Is elBulli Really Reopening To Train Actors For A Movie About The Restaurant?

Last week, it was widely reported (by The Daily Meal, among others) that producer Jeff Kleeman, who has been trying to get a movie about that most famous of avant-garde restaurants, the now-closed elBulli, off the ground since 2011, had found funding for the project. It is to be produced by Vendome Pictures, it was announced, and will theoretically shoot late this year. The really big news, however — the news that got every fan of the restaurant and every food-lover (and food-trophy-collector) who never got to the place salivating — was that elBulli would reopen for a month to train the actors (as yet uncast) in the restaurant's unique styles of cooking and of service.

But wait: A similar report surfaced about a year-and-a-half ago, and when I asked Ferran Adrià about it then, he replied "It is entirely false that the restaurant will open to the public...It is not yet even confirmed that the movie will be filmed at elBulli, but in the case that it is, the restaurant would open only with extras at the tables." With that demur in mind, it seemed like a good idea to check in with Adrià again to see if news of the reopening was true this time. His answer? Not necessarily.

"We are waiting for a director to be hired," he replied by email, "and he will decide where he wants to shoot the film. All that is definite is that we will help in any way that is necessary for the film to be the best."

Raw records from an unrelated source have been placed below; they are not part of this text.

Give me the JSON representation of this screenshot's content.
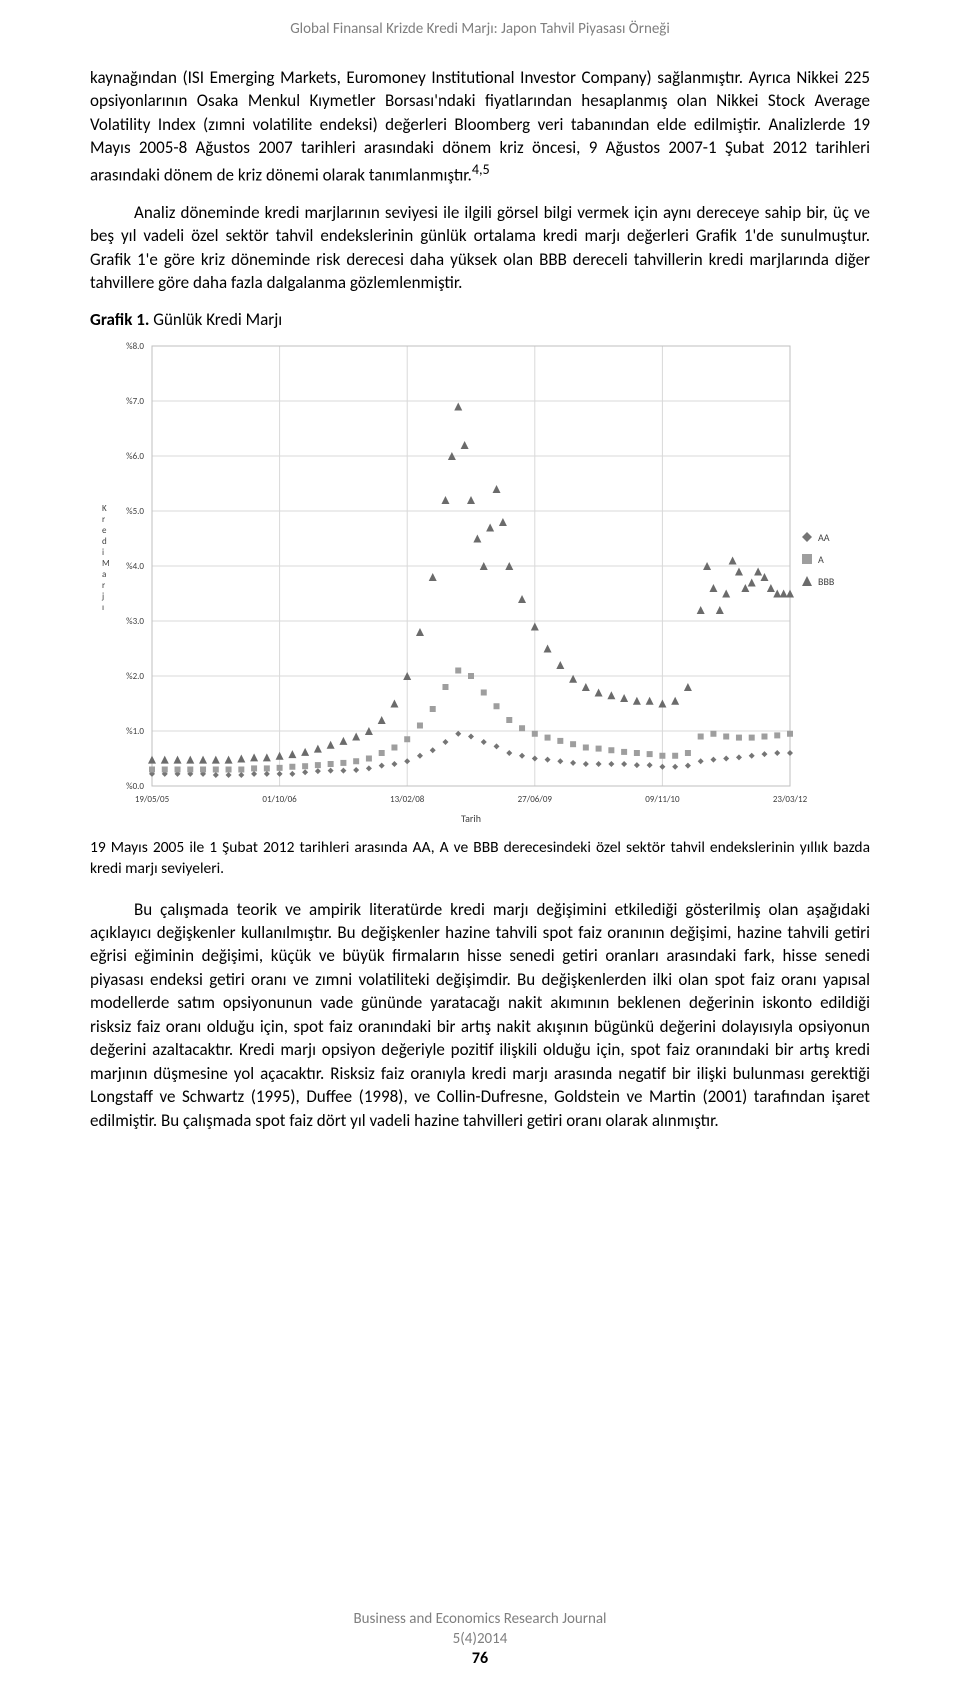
{
  "header": "Global Finansal Krizde Kredi Marjı: Japon Tahvil Piyasası Örneği",
  "para1": "kaynağından (ISI Emerging Markets, Euromoney Institutional Investor Company)  sağlanmıştır. Ayrıca Nikkei 225 opsiyonlarının Osaka Menkul Kıymetler Borsası'ndaki fiyatlarından hesaplanmış olan Nikkei Stock Average Volatility Index (zımni volatilite endeksi) değerleri Bloomberg veri tabanından elde edilmiştir. Analizlerde 19 Mayıs 2005-8 Ağustos 2007 tarihleri arasındaki dönem kriz öncesi, 9 Ağustos  2007-1 Şubat 2012 tarihleri arasındaki dönem de kriz dönemi olarak tanımlanmıştır.",
  "para1_sup": "4,5",
  "para2": "Analiz döneminde kredi marjlarının seviyesi ile ilgili görsel bilgi vermek için aynı dereceye sahip bir, üç ve beş yıl vadeli özel sektör  tahvil endekslerinin günlük ortalama  kredi marjı değerleri Grafik  1'de sunulmuştur. Grafik 1'e göre kriz döneminde  risk derecesi daha yüksek olan BBB dereceli tahvillerin kredi marjlarında diğer tahvillere göre daha fazla dalgalanma gözlemlenmiştir.",
  "chart_caption_bold": "Grafik 1.",
  "chart_caption_rest": " Günlük Kredi Marjı",
  "chart": {
    "type": "line",
    "x_axis": {
      "label": "Tarih",
      "ticks": [
        "19/05/05",
        "01/10/06",
        "13/02/08",
        "27/06/09",
        "09/11/10",
        "23/03/12"
      ],
      "tick_pos": [
        0,
        0.2,
        0.4,
        0.6,
        0.8,
        1.0
      ],
      "label_fontsize": 10,
      "tick_fontsize": 9,
      "color": "#404040"
    },
    "y_axis": {
      "label_letters": [
        "K",
        "r",
        "e",
        "d",
        "i",
        "M",
        "a",
        "r",
        "j",
        "ı"
      ],
      "ticks": [
        "%0.0",
        "%1.0",
        "%2.0",
        "%3.0",
        "%4.0",
        "%5.0",
        "%6.0",
        "%7.0",
        "%8.0"
      ],
      "tick_values": [
        0,
        1,
        2,
        3,
        4,
        5,
        6,
        7,
        8
      ],
      "ylim": [
        0,
        8
      ],
      "tick_fontsize": 9,
      "color": "#404040"
    },
    "grid": {
      "show": true,
      "color": "#d9d9d9",
      "width": 1
    },
    "background_color": "#ffffff",
    "plot_border_color": "#bfbfbf",
    "legend": {
      "position": "right",
      "items": [
        {
          "label": "AA",
          "marker": "diamond",
          "color": "#757575"
        },
        {
          "label": "A",
          "marker": "square",
          "color": "#9e9e9e"
        },
        {
          "label": "BBB",
          "marker": "triangle",
          "color": "#6b6b6b"
        }
      ],
      "fontsize": 10
    },
    "series": {
      "AA": {
        "color": "#757575",
        "marker": "diamond",
        "marker_size": 3,
        "points": [
          [
            0.0,
            0.22
          ],
          [
            0.02,
            0.22
          ],
          [
            0.04,
            0.22
          ],
          [
            0.06,
            0.22
          ],
          [
            0.08,
            0.22
          ],
          [
            0.1,
            0.2
          ],
          [
            0.12,
            0.2
          ],
          [
            0.14,
            0.2
          ],
          [
            0.16,
            0.22
          ],
          [
            0.18,
            0.22
          ],
          [
            0.2,
            0.22
          ],
          [
            0.22,
            0.22
          ],
          [
            0.24,
            0.25
          ],
          [
            0.26,
            0.27
          ],
          [
            0.28,
            0.28
          ],
          [
            0.3,
            0.28
          ],
          [
            0.32,
            0.29
          ],
          [
            0.34,
            0.32
          ],
          [
            0.36,
            0.37
          ],
          [
            0.38,
            0.4
          ],
          [
            0.4,
            0.45
          ],
          [
            0.42,
            0.55
          ],
          [
            0.44,
            0.65
          ],
          [
            0.46,
            0.8
          ],
          [
            0.48,
            0.95
          ],
          [
            0.5,
            0.9
          ],
          [
            0.52,
            0.8
          ],
          [
            0.54,
            0.72
          ],
          [
            0.56,
            0.6
          ],
          [
            0.58,
            0.55
          ],
          [
            0.6,
            0.5
          ],
          [
            0.62,
            0.48
          ],
          [
            0.64,
            0.45
          ],
          [
            0.66,
            0.42
          ],
          [
            0.68,
            0.4
          ],
          [
            0.7,
            0.4
          ],
          [
            0.72,
            0.4
          ],
          [
            0.74,
            0.4
          ],
          [
            0.76,
            0.38
          ],
          [
            0.78,
            0.38
          ],
          [
            0.8,
            0.35
          ],
          [
            0.82,
            0.35
          ],
          [
            0.84,
            0.37
          ],
          [
            0.86,
            0.45
          ],
          [
            0.88,
            0.48
          ],
          [
            0.9,
            0.5
          ],
          [
            0.92,
            0.52
          ],
          [
            0.94,
            0.55
          ],
          [
            0.96,
            0.58
          ],
          [
            0.98,
            0.6
          ],
          [
            1.0,
            0.6
          ]
        ]
      },
      "A": {
        "color": "#9e9e9e",
        "marker": "square",
        "marker_size": 3,
        "points": [
          [
            0.0,
            0.3
          ],
          [
            0.02,
            0.3
          ],
          [
            0.04,
            0.3
          ],
          [
            0.06,
            0.3
          ],
          [
            0.08,
            0.3
          ],
          [
            0.1,
            0.3
          ],
          [
            0.12,
            0.3
          ],
          [
            0.14,
            0.3
          ],
          [
            0.16,
            0.32
          ],
          [
            0.18,
            0.32
          ],
          [
            0.2,
            0.33
          ],
          [
            0.22,
            0.35
          ],
          [
            0.24,
            0.36
          ],
          [
            0.26,
            0.38
          ],
          [
            0.28,
            0.4
          ],
          [
            0.3,
            0.42
          ],
          [
            0.32,
            0.45
          ],
          [
            0.34,
            0.5
          ],
          [
            0.36,
            0.6
          ],
          [
            0.38,
            0.7
          ],
          [
            0.4,
            0.85
          ],
          [
            0.42,
            1.1
          ],
          [
            0.44,
            1.4
          ],
          [
            0.46,
            1.8
          ],
          [
            0.48,
            2.1
          ],
          [
            0.5,
            2.0
          ],
          [
            0.52,
            1.7
          ],
          [
            0.54,
            1.45
          ],
          [
            0.56,
            1.2
          ],
          [
            0.58,
            1.05
          ],
          [
            0.6,
            0.95
          ],
          [
            0.62,
            0.88
          ],
          [
            0.64,
            0.82
          ],
          [
            0.66,
            0.76
          ],
          [
            0.68,
            0.7
          ],
          [
            0.7,
            0.68
          ],
          [
            0.72,
            0.65
          ],
          [
            0.74,
            0.62
          ],
          [
            0.76,
            0.6
          ],
          [
            0.78,
            0.58
          ],
          [
            0.8,
            0.55
          ],
          [
            0.82,
            0.55
          ],
          [
            0.84,
            0.6
          ],
          [
            0.86,
            0.9
          ],
          [
            0.88,
            0.95
          ],
          [
            0.9,
            0.9
          ],
          [
            0.92,
            0.88
          ],
          [
            0.94,
            0.88
          ],
          [
            0.96,
            0.9
          ],
          [
            0.98,
            0.92
          ],
          [
            1.0,
            0.95
          ]
        ]
      },
      "BBB": {
        "color": "#6b6b6b",
        "marker": "triangle",
        "marker_size": 4,
        "points": [
          [
            0.0,
            0.48
          ],
          [
            0.02,
            0.48
          ],
          [
            0.04,
            0.48
          ],
          [
            0.06,
            0.48
          ],
          [
            0.08,
            0.48
          ],
          [
            0.1,
            0.48
          ],
          [
            0.12,
            0.48
          ],
          [
            0.14,
            0.5
          ],
          [
            0.16,
            0.52
          ],
          [
            0.18,
            0.52
          ],
          [
            0.2,
            0.55
          ],
          [
            0.22,
            0.58
          ],
          [
            0.24,
            0.62
          ],
          [
            0.26,
            0.68
          ],
          [
            0.28,
            0.75
          ],
          [
            0.3,
            0.82
          ],
          [
            0.32,
            0.9
          ],
          [
            0.34,
            1.0
          ],
          [
            0.36,
            1.2
          ],
          [
            0.38,
            1.5
          ],
          [
            0.4,
            2.0
          ],
          [
            0.42,
            2.8
          ],
          [
            0.44,
            3.8
          ],
          [
            0.46,
            5.2
          ],
          [
            0.47,
            6.0
          ],
          [
            0.48,
            6.9
          ],
          [
            0.49,
            6.2
          ],
          [
            0.5,
            5.2
          ],
          [
            0.51,
            4.5
          ],
          [
            0.52,
            4.0
          ],
          [
            0.53,
            4.7
          ],
          [
            0.54,
            5.4
          ],
          [
            0.55,
            4.8
          ],
          [
            0.56,
            4.0
          ],
          [
            0.58,
            3.4
          ],
          [
            0.6,
            2.9
          ],
          [
            0.62,
            2.5
          ],
          [
            0.64,
            2.2
          ],
          [
            0.66,
            1.95
          ],
          [
            0.68,
            1.8
          ],
          [
            0.7,
            1.7
          ],
          [
            0.72,
            1.65
          ],
          [
            0.74,
            1.6
          ],
          [
            0.76,
            1.55
          ],
          [
            0.78,
            1.55
          ],
          [
            0.8,
            1.5
          ],
          [
            0.82,
            1.55
          ],
          [
            0.84,
            1.8
          ],
          [
            0.86,
            3.2
          ],
          [
            0.87,
            4.0
          ],
          [
            0.88,
            3.6
          ],
          [
            0.89,
            3.2
          ],
          [
            0.9,
            3.5
          ],
          [
            0.91,
            4.1
          ],
          [
            0.92,
            3.9
          ],
          [
            0.93,
            3.6
          ],
          [
            0.94,
            3.7
          ],
          [
            0.95,
            3.9
          ],
          [
            0.96,
            3.8
          ],
          [
            0.97,
            3.6
          ],
          [
            0.98,
            3.5
          ],
          [
            0.99,
            3.5
          ],
          [
            1.0,
            3.5
          ]
        ]
      }
    }
  },
  "fig_caption": "19 Mayıs 2005 ile 1 Şubat 2012 tarihleri arasında AA, A ve BBB derecesindeki özel sektör tahvil endekslerinin yıllık bazda kredi marjı seviyeleri.",
  "para3": "Bu çalışmada teorik ve ampirik literatürde kredi marjı değişimini etkilediği gösterilmiş olan aşağıdaki açıklayıcı değişkenler kullanılmıştır. Bu değişkenler hazine tahvili spot faiz oranının değişimi, hazine tahvili getiri eğrisi eğiminin değişimi, küçük ve büyük firmaların hisse senedi getiri oranları arasındaki fark, hisse senedi piyasası endeksi getiri oranı ve zımni volatiliteki değişimdir.  Bu değişkenlerden ilki olan spot faiz oranı yapısal modellerde satım opsiyonunun vade gününde yaratacağı nakit akımının beklenen değerinin iskonto edildiği risksiz faiz oranı olduğu için,   spot faiz oranındaki bir artış nakit akışının bügünkü değerini dolayısıyla opsiyonun değerini azaltacaktır. Kredi marjı opsiyon değeriyle pozitif ilişkili olduğu için, spot faiz oranındaki bir artış  kredi marjının düşmesine yol açacaktır. Risksiz faiz oranıyla kredi marjı arasında negatif bir ilişki bulunması gerektiği Longstaff ve Schwartz (1995), Duffee (1998), ve Collin-Dufresne,  Goldstein  ve Martin (2001) tarafından işaret edilmiştir. Bu çalışmada spot faiz dört yıl vadeli hazine tahvilleri getiri oranı olarak alınmıştır.",
  "footer_line1": "Business and Economics Research Journal",
  "footer_line2": "5(4)2014",
  "footer_page": "76"
}
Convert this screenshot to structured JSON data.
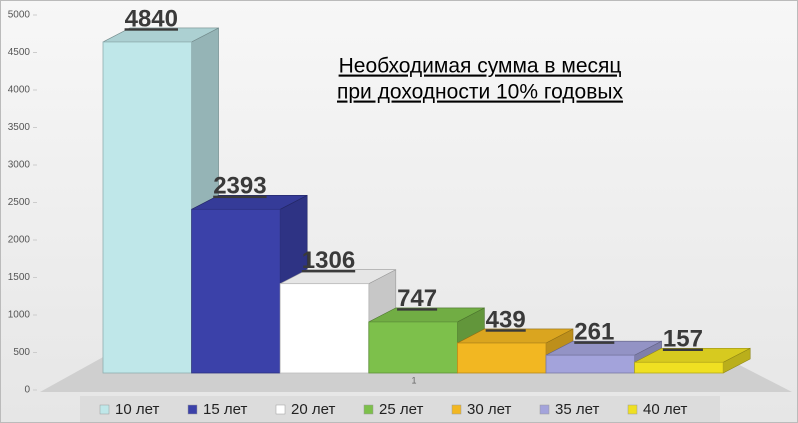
{
  "chart_data": {
    "type": "bar3d",
    "title": [
      "Необходимая сумма в месяц",
      "при доходности 10% годовых"
    ],
    "categories": [
      "1"
    ],
    "series": [
      {
        "name": "10 лет",
        "color": "#bfe7e9",
        "values": [
          4840
        ]
      },
      {
        "name": "15 лет",
        "color": "#3b41a9",
        "values": [
          2393
        ]
      },
      {
        "name": "20 лет",
        "color": "#ffffff",
        "values": [
          1306
        ]
      },
      {
        "name": "25 лет",
        "color": "#7dc04b",
        "values": [
          747
        ]
      },
      {
        "name": "30 лет",
        "color": "#f2b722",
        "values": [
          439
        ]
      },
      {
        "name": "35 лет",
        "color": "#a3a3db",
        "values": [
          261
        ]
      },
      {
        "name": "40 лет",
        "color": "#efe022",
        "values": [
          157
        ]
      }
    ],
    "ylim": [
      0,
      5000
    ],
    "yticks": [
      0,
      500,
      1000,
      1500,
      2000,
      2500,
      3000,
      3500,
      4000,
      4500,
      5000
    ],
    "legend": "bottom"
  }
}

Adrià added that, apart from the film having found financing, there is other good news in his world. "The elBulli Foundation is now officially set up and construction [on architect Enric Ruiz-Geli's fanciful Foundation buildings] will begin very soon, in May." He's also getting ready for two big auctions, to be held by Sotheby's in April, in Hong Kong and New York, to dispose of the elBulli wine cellar. Some 8,807 bottles will be offered — including various vintages of Vega Sicilia "Unico,", Château de Beaucastel, Château Latour, and wines from the Domaine de la Romanée Conti — with a pre-sale estimate of up to $1.6 million total, with proceeds to benefit the elBulli Foundation.

In addition, Adrià said, the exhibition of artifacts and documentary material entitled "Ferran Adrià and elBulli: Risk, Freedom and Creativity," which ran for a year at Barcelona's Palau Robert, closing February 3, is scheduled to travel to London and then Boston this year and next. Not New York? "There will an entirely new exhibition for New York, on the creative process," he said. "We are finishing negotiations now. When I have more details, I will let you know."